Key insight: the non-inferiority formula uses the one-sided critical value $Z_{1-\alpha}$ (not $Z_{1-\alpha/2}$), and the effect in the denominator is the margin $\Delta$, not the MDE $\delta$. For a tight margin (small $\Delta$), non-inferiority tests require more users than an equivalent superiority test.
Sample size calculator
from scipy.stats import norm
import numpy as np
def n_superiority(delta, sigma2, alpha=0.05, power=0.8):
"""Per-group sample size for a two-sided superiority test."""
z = norm.ppf(1 - alpha / 2) + norm.ppf(power)
return int(np.ceil(z**2 * 2 * sigma2 / delta**2))
def n_non_inferiority(margin, sigma2, alpha=0.05, power=0.8, anticipated_delta=0.0):
"""Per-group sample size for a one-sided non-inferiority test."""
z = norm.ppf(1 - alpha) + norm.ppf(power)
return int(np.ceil(z**2 * 2 * sigma2 / (margin - anticipated_delta)**2))
# Example: conversion rate ~ 20%, margin / MDE = 1 pp
p = 0.20
sigma2 = p * (1 - p)
effect = 0.01 # 1 percentage point
n_sup = n_superiority(effect, sigma2)
n_ni = n_non_inferiority(effect, sigma2)
print(f'Conversion rate: {p:.0%}, effect / margin: {effect:.1%}')
print(f'Superiority n per group: {n_sup:>8,}')
print(f'Non-inferiority n per group: {n_ni:>8,}')
Conversion rate: 20%, effect / margin: 1.0%
Superiority n per group: 25,117
Non-inferiority n per group: 19,785
Comparison across margins and conversion rates
import pandas as pd
rows = []
for p in [0.05, 0.10, 0.20]:
for margin_pct in [0.01, 0.02, 0.05]:
s2 = p * (1 - p)
rows.append({
'Baseline p': f'{p:.0%}',
'Margin': f'{margin_pct:.0%}',
'Superiority n': n_superiority(margin_pct, s2),
'Non-inferiority n': n_non_inferiority(margin_pct, s2),
})
pd.DataFrame(rows).set_index(['Baseline p', 'Margin'])
| Superiority n | Non-inferiority n | ||
|---|---|---|---|
| Baseline p | Margin | ||
| 5% | 1% | 7457 | 5874 |
| 2% | 1865 | 1469 | |
| 5% | 299 | 235 | |
| 10% | 1% | 14128 | 11129 |
| 2% | 3532 | 2783 | |
| 5% | 566 | 446 | |
| 20% | 1% | 25117 | 19785 |
| 2% | 6280 | 4947 | |
| 5% | 1005 | 792 |
When to Use Each
Use a superiority trial when:
- You expect the new variant to improve a metric and want to prove it.
- The cost of a false positive (shipping a harmful change) is high.
Use a non-inferiority trial when:
- You are shipping a change for non-metric reasons (performance, cost, tech debt) and need to confirm no regression.
- You are replacing an old component and the new one is expected to be equivalent, not better.
- You want to retire a feature and need to prove its removal doesn’t degrade key metrics.
A common mistake is to run a superiority test and interpret a non-significant result as proof of non-inferiority — it is not. “We couldn’t detect a difference” is not the same as “we proved there is no meaningful difference.” Only a properly designed non-inferiority test with a pre-specified margin gives you that guarantee.
Conclusion
Superiority and non-inferiority trials answer fundamentally different questions and require different statistical designs.
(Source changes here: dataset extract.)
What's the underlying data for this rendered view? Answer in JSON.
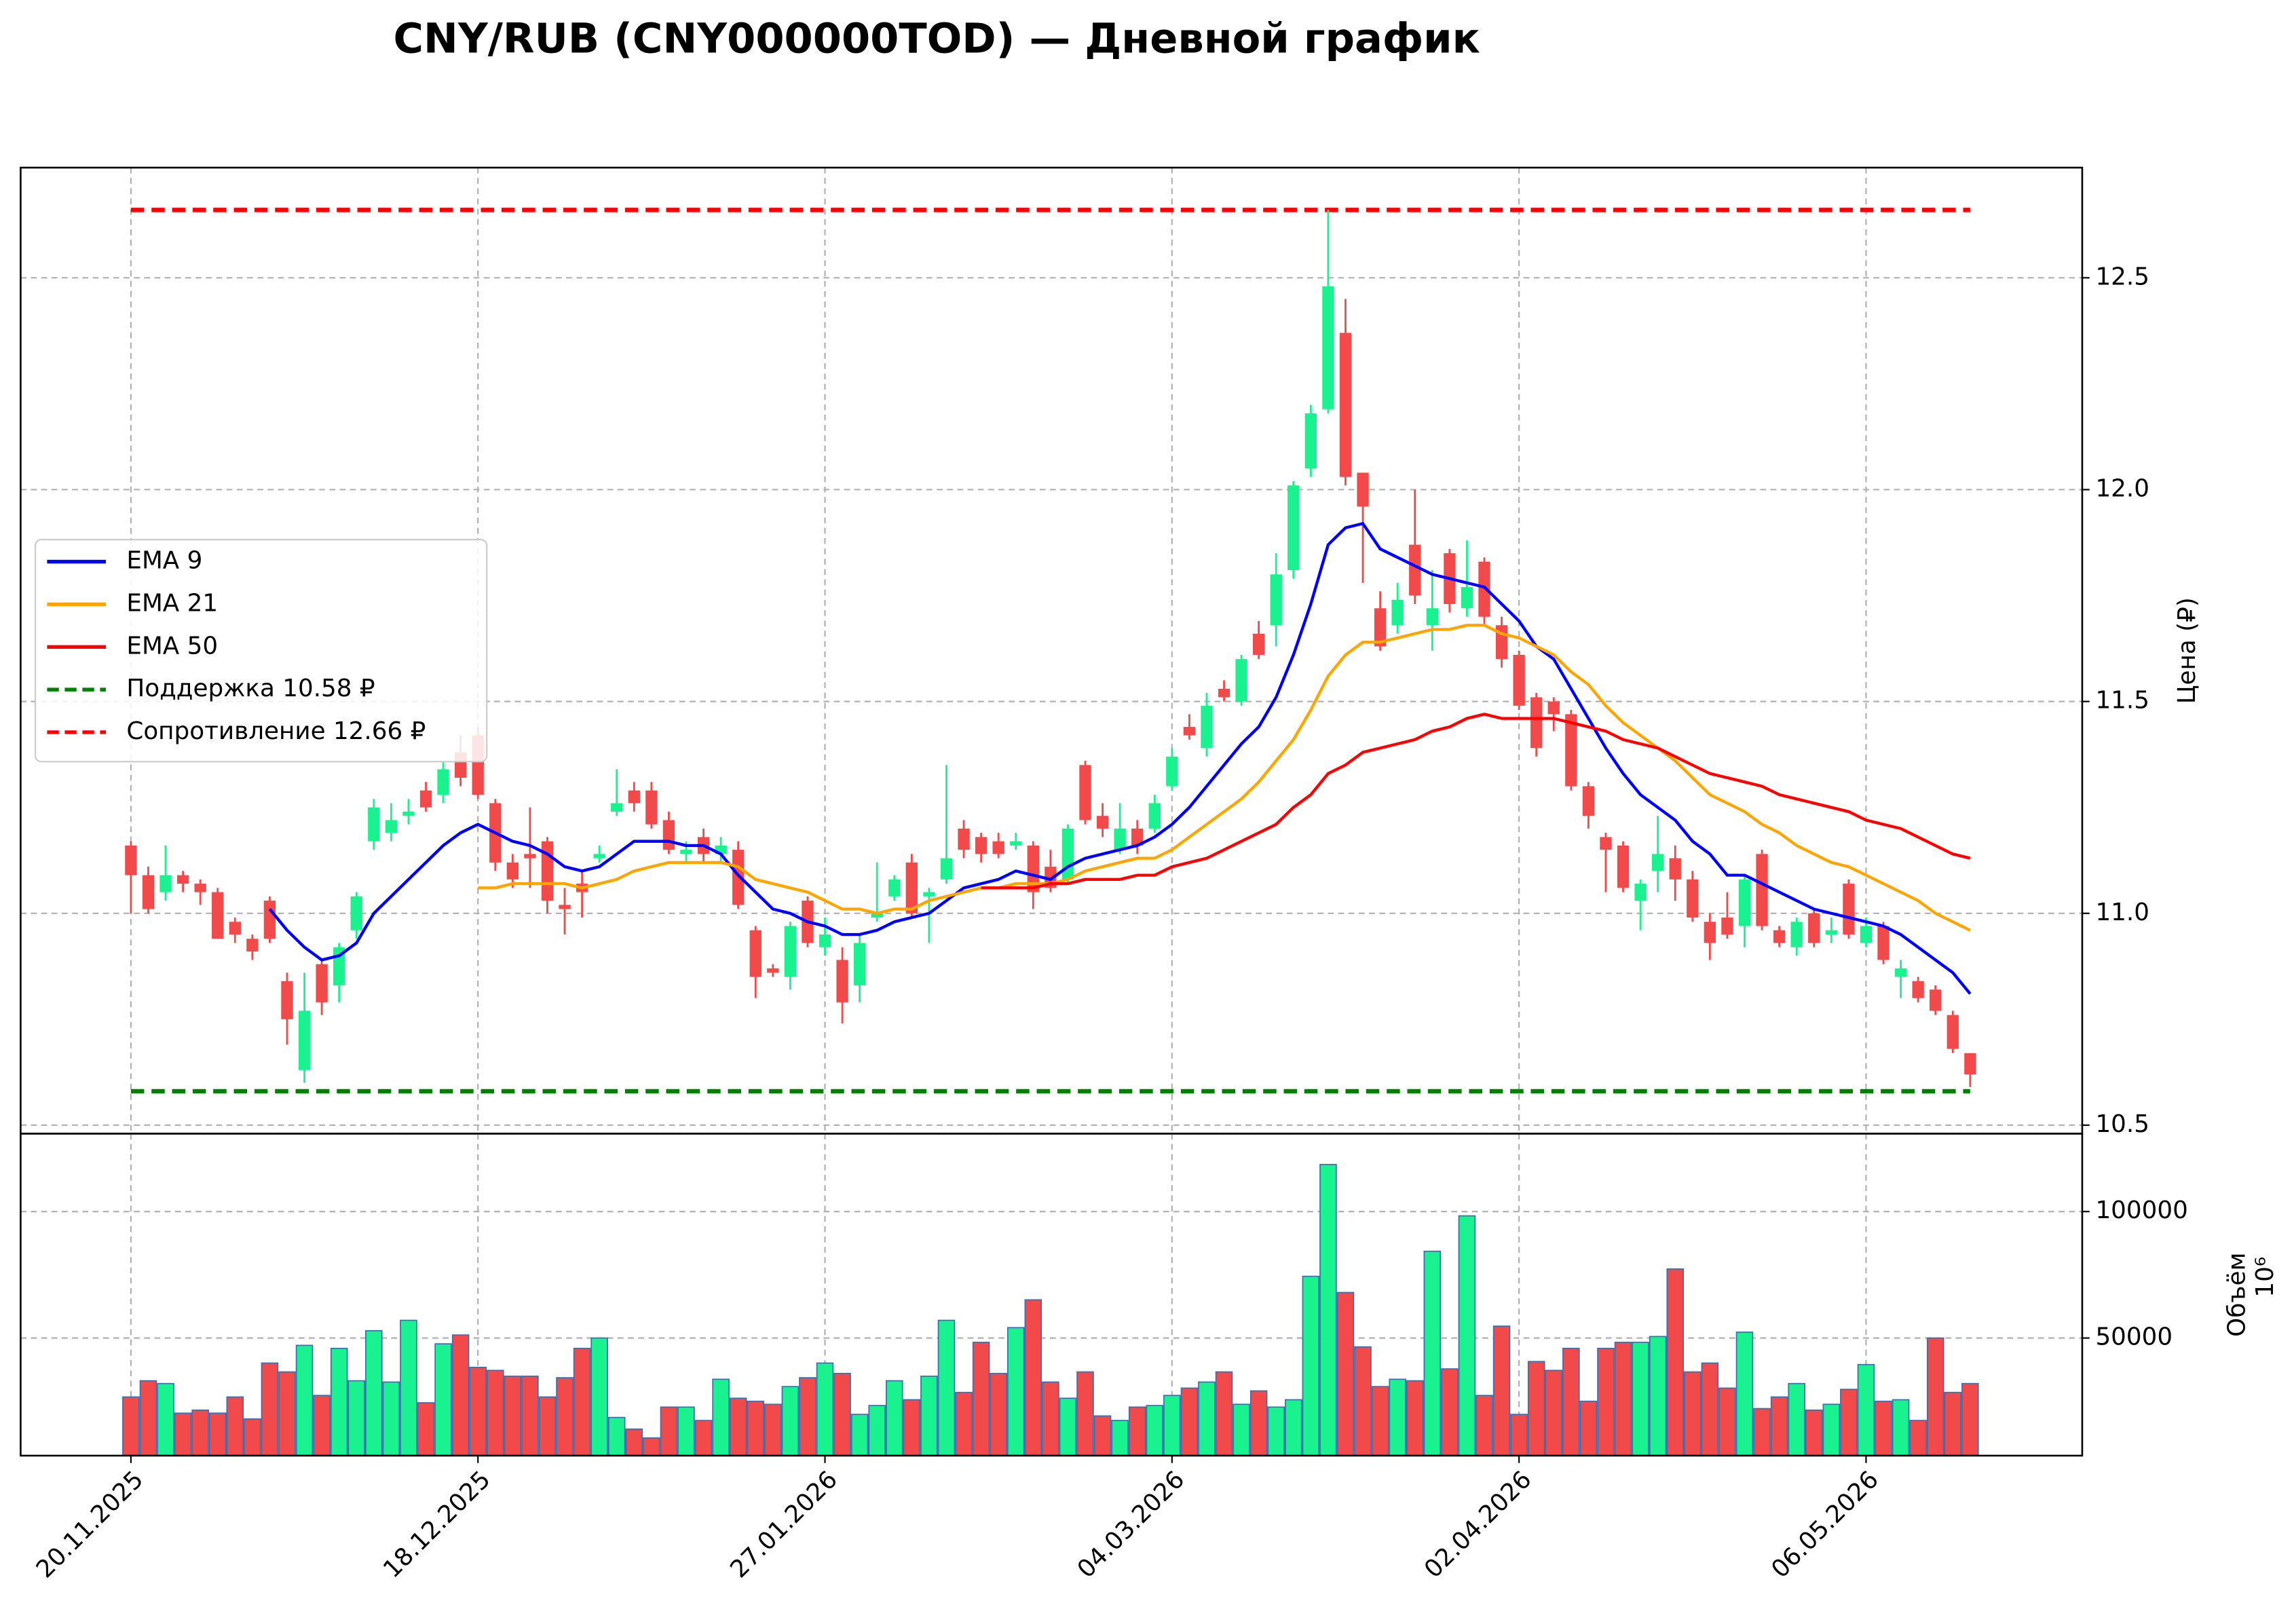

Choosing the right one before you run the experiment — not after — is essential for valid inference.
For practical implementation: non-inferiority tests at HomeBuddy use one-sided Z-tests with the margin as the null center. The sample size is calculated against the margin $\Delta$, not the MDE, and the significance level uses the one-sided critical value $Z_{1-\alpha}$ instead of $Z_{1-\alpha/2}$.